Helen Beatrix Potter (28 July 1866 – 22 December 1943) was an English author, illustrator, mycologist and conservationist best known for children's books featuring anthropomorphic characters such as in The Tale of Peter Rabbit.
Born into a privileged household, Potter was educated by governesses and grew up isolated from other children. She had numerous pets and spent holidays in Scotland and the Lake District, developing a love of landscape, flora and fauna, all of which she closely observed and painted. Her parents discouraged her intellectual development as a young woman, but her study and watercolors of fungi led to her being widely respected in the field of mycology.

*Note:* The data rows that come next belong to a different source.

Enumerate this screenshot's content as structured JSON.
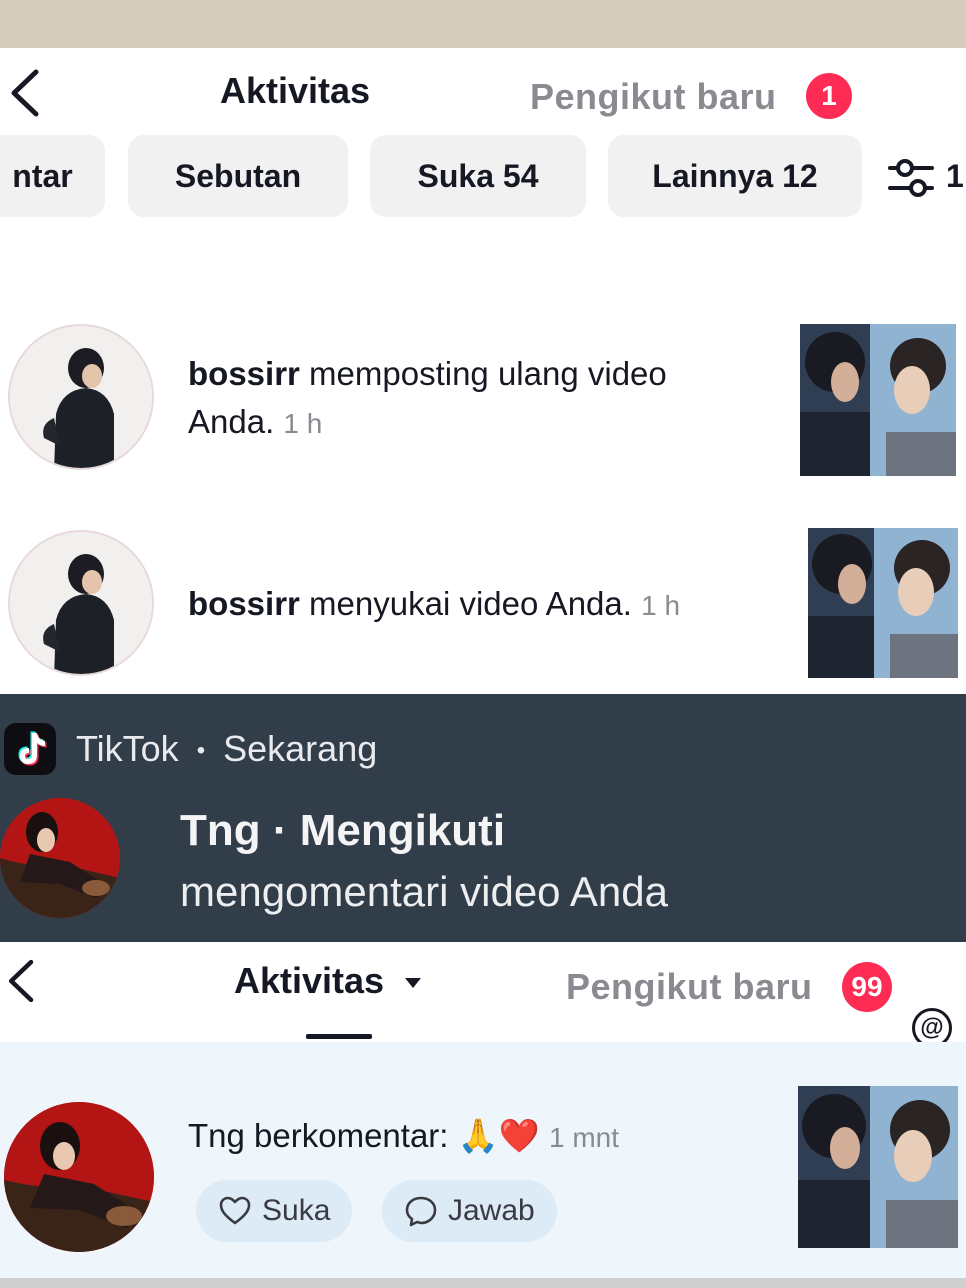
{
  "panel1": {
    "tab_active": "Aktivitas",
    "tab_followers": "Pengikut baru",
    "followers_badge": "1",
    "filters": [
      {
        "label": "ntar"
      },
      {
        "label": "Sebutan"
      },
      {
        "label": "Suka 54"
      },
      {
        "label": "Lainnya 12"
      }
    ],
    "filter_count": "1",
    "notifications": [
      {
        "user": "bossirr",
        "action_line1": " memposting ulang video",
        "action_line2": "Anda.",
        "time": "1 h"
      },
      {
        "user": "bossirr",
        "action": " menyukai video Anda.",
        "time": "1 h"
      }
    ]
  },
  "toast": {
    "app": "TikTok",
    "separator": "•",
    "when": "Sekarang",
    "title": "Tng · Mengikuti",
    "body": "mengomentari video Anda"
  },
  "panel2": {
    "tab_active": "Aktivitas",
    "tab_followers": "Pengikut baru",
    "followers_badge": "99",
    "comment": {
      "user": "Tng",
      "action": " berkomentar: ",
      "emoji": "🙏❤️",
      "time": "1 mnt"
    },
    "like_label": "Suka",
    "reply_label": "Jawab",
    "mention_glyph": "@"
  },
  "colors": {
    "accent": "#fe2c55",
    "toast_bg": "#323d4a",
    "chip_bg": "#f1f1f2",
    "highlight_bg": "#eef6fc"
  }
}
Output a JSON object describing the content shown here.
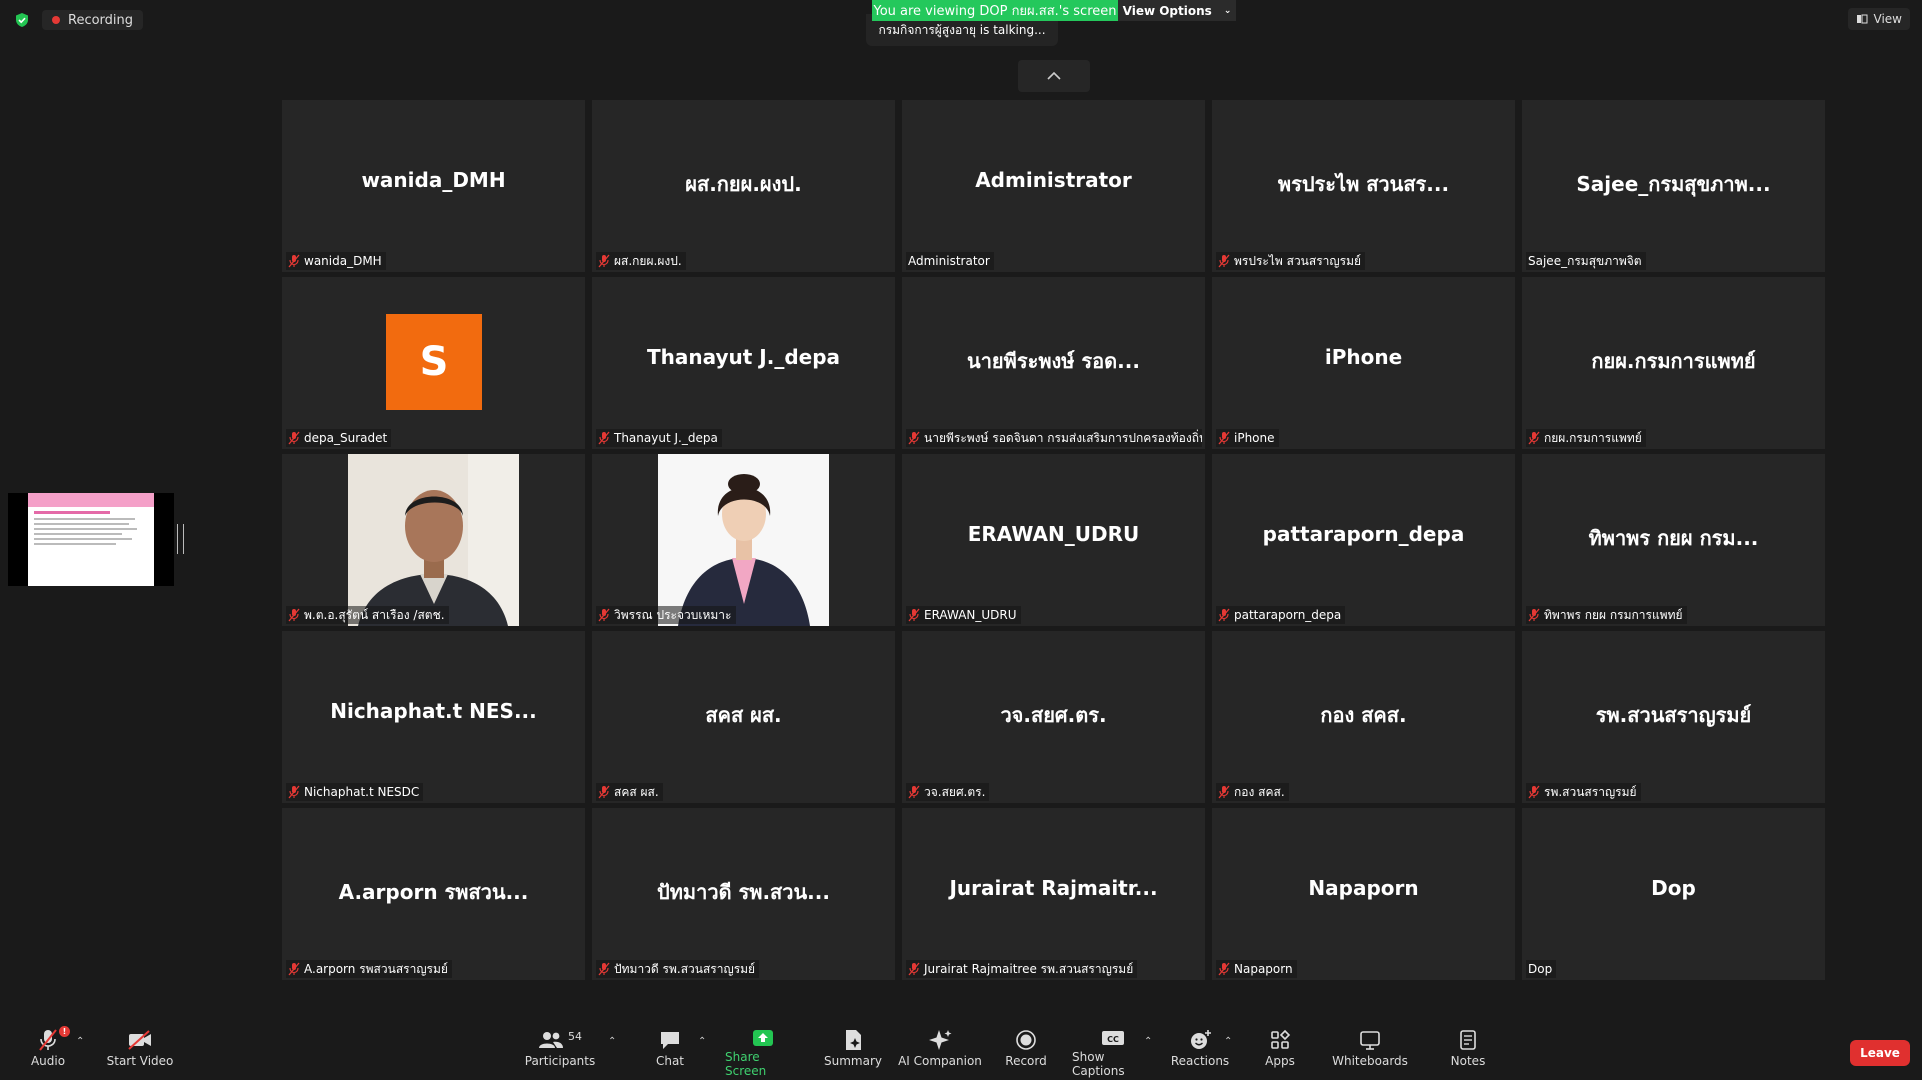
{
  "top": {
    "recording_label": "Recording",
    "viewing_banner": "You are viewing DOP กยผ.สส.'s screen",
    "talking_text": "กรมกิจการผู้สูงอายุ is talking...",
    "view_options_label": "View Options",
    "view_label": "View"
  },
  "tiles": [
    {
      "big": "wanida_DMH",
      "label": "wanida_DMH",
      "muted": true
    },
    {
      "big": "ผส.กยผ.ผงป.",
      "label": "ผส.กยผ.ผงป.",
      "muted": true
    },
    {
      "big": "Administrator",
      "label": "Administrator",
      "muted": false
    },
    {
      "big": "พรประไพ  สวนสร...",
      "label": "พรประไพ  สวนสราญรมย์",
      "muted": true
    },
    {
      "big": "Sajee_กรมสุขภาพ...",
      "label": "Sajee_กรมสุขภาพจิต",
      "muted": false
    },
    {
      "avatar": "S",
      "label": "depa_Suradet",
      "muted": true
    },
    {
      "big": "Thanayut J._depa",
      "label": "Thanayut J._depa",
      "muted": true
    },
    {
      "big": "นายพีระพงษ์ รอด...",
      "label": "นายพีระพงษ์ รอดจินดา กรมส่งเสริมการปกครองท้องถิ่น",
      "muted": true
    },
    {
      "big": "iPhone",
      "label": "iPhone",
      "muted": true
    },
    {
      "big": "กยผ.กรมการแพทย์",
      "label": "กยผ.กรมการแพทย์",
      "muted": true
    },
    {
      "photo": "man",
      "label": "พ.ต.อ.สุรัตน์ สาเรือง /สตช.",
      "muted": true
    },
    {
      "photo": "woman",
      "label": "วิพรรณ ประจวบเหมาะ",
      "muted": true
    },
    {
      "big": "ERAWAN_UDRU",
      "label": "ERAWAN_UDRU",
      "muted": true
    },
    {
      "big": "pattaraporn_depa",
      "label": "pattaraporn_depa",
      "muted": true
    },
    {
      "big": "ทิพาพร กยผ กรม...",
      "label": "ทิพาพร กยผ กรมการแพทย์",
      "muted": true
    },
    {
      "big": "Nichaphat.t  NES...",
      "label": "Nichaphat.t NESDC",
      "muted": true
    },
    {
      "big": "สคส ผส.",
      "label": "สคส ผส.",
      "muted": true
    },
    {
      "big": "วจ.สยศ.ตร.",
      "label": "วจ.สยศ.ตร.",
      "muted": true
    },
    {
      "big": "กอง สคส.",
      "label": "กอง สคส.",
      "muted": true
    },
    {
      "big": "รพ.สวนสราญรมย์",
      "label": "รพ.สวนสราญรมย์",
      "muted": true
    },
    {
      "big": "A.arporn รพสวน...",
      "label": "A.arporn รพสวนสราญรมย์",
      "muted": true
    },
    {
      "big": "ปัทมาวดี  รพ.สวน...",
      "label": "ปัทมาวดี  รพ.สวนสราญรมย์",
      "muted": true
    },
    {
      "big": "Jurairat  Rajmaitr...",
      "label": "Jurairat Rajmaitree รพ.สวนสราญรมย์",
      "muted": true
    },
    {
      "big": "Napaporn",
      "label": "Napaporn",
      "muted": true
    },
    {
      "big": "Dop",
      "label": "Dop",
      "muted": false
    }
  ],
  "toolbar": {
    "audio": "Audio",
    "start_video": "Start Video",
    "participants": "Participants",
    "participants_count": "54",
    "chat": "Chat",
    "share_screen": "Share Screen",
    "summary": "Summary",
    "ai_companion": "AI Companion",
    "record": "Record",
    "show_captions": "Show Captions",
    "reactions": "Reactions",
    "apps": "Apps",
    "whiteboards": "Whiteboards",
    "notes": "Notes",
    "leave": "Leave",
    "audio_badge": "!"
  },
  "colors": {
    "accent_green": "#24c85c",
    "leave_red": "#e0302f",
    "tile_bg": "#262626",
    "avatar_orange": "#f26b0f"
  }
}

In her thirties, Potter published the highly successful children's book, The Tale of Peter Rabbit. Around that time she became secretly engaged to her publisher Norman Warne. This caused a breach with her parents, who disapproved of her marrying someone of lower social status. Warne died before the wedding could take place.
Potter began writing and illustrating children's books full time. With proceeds from the books, she became financially independent of her parents and was eventually able to buy Hill Top Farm in the Lake District. She extended the property with other purchases over time. In her forties, she married William Heelis, a local solicitor, became a sheep breeder and farmer while continuing to write and illustrate books for children. She published twenty-three books.
Potter died on 22 December 1943, and left almost all of her property to the National Trust. Her books continue to sell well throughout the world, in multiple languages. Her stories have been retold in various formats including a ballet, films, and in animation.